Net neutrality. You may have heard the term, but if you’re like most of us, you shut down as it sounds a tad techie. But really, the concept is both simple and scary: Internet service providers (ISPs) want to (if they aren’t already) give priority to different kinds of data traffic. That’s the simple bit. The scary? Right now when you request a web page or send or receive an e-mail, your request is treated in the same way as all others. That may change and we may see certain kinds of data get extra speed because somebody is paying a little extra to the ISP.
Several unions, with the National Union of Public and General Employees leading the way, are pressing the labour movement’s interest in this issue. “There is a generation of young workers who have grown up surfing the web,” says Len Bush, a NUPGE national representative. “Non-discriminatory access to broadband services is an important issue to people who use the Internet for almost every aspect of their economic, social and cultural life.
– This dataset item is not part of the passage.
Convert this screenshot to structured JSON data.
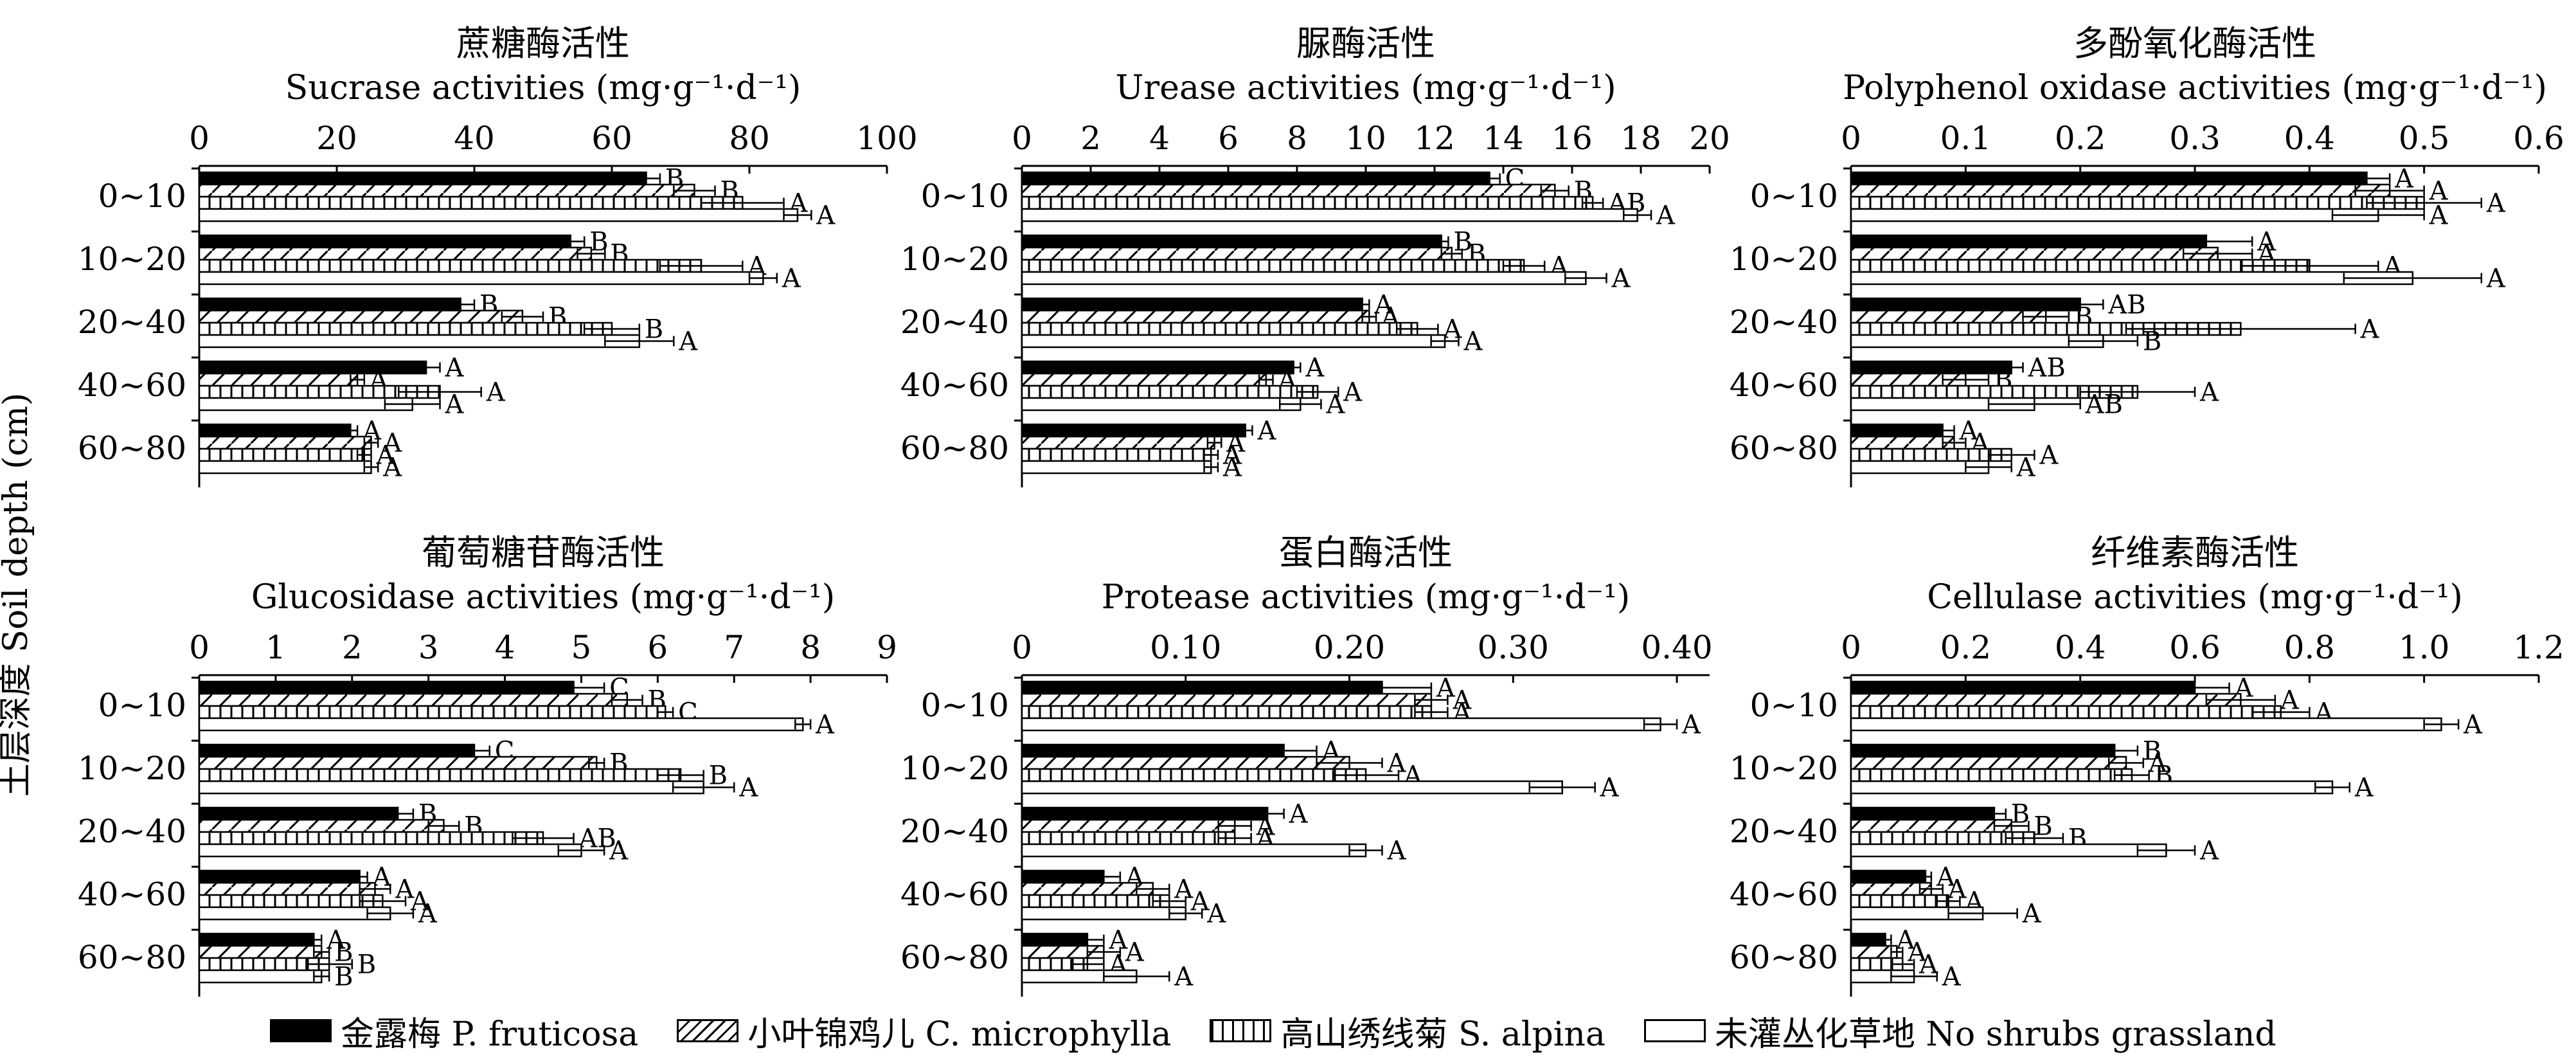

Using the Internet is already a necessity for the union when communicating with these young workers. Net neutrality is an issue that is important to these workers, and will be necessary for the union to reach out to them."
It’s not just important, it’s now. Britain’s BBC has been threatened with having its extensive (and free) news resources relegated to the “bus lane” if it doesn’t pay a premium to Virgin Media.
If we can’t preserve net neutrality then we’ll one day be using an Internet where those who can pay will get their information out there, while those who can’t (unions, workers and our allies) won’t. In other words, the Internet will be as union-unfriendly as today’s newspapers are. It’s as simple as that.
The Saveournet.ca Coalition is where to go to join the fight for equal access. Get your union onboard before it’s too late.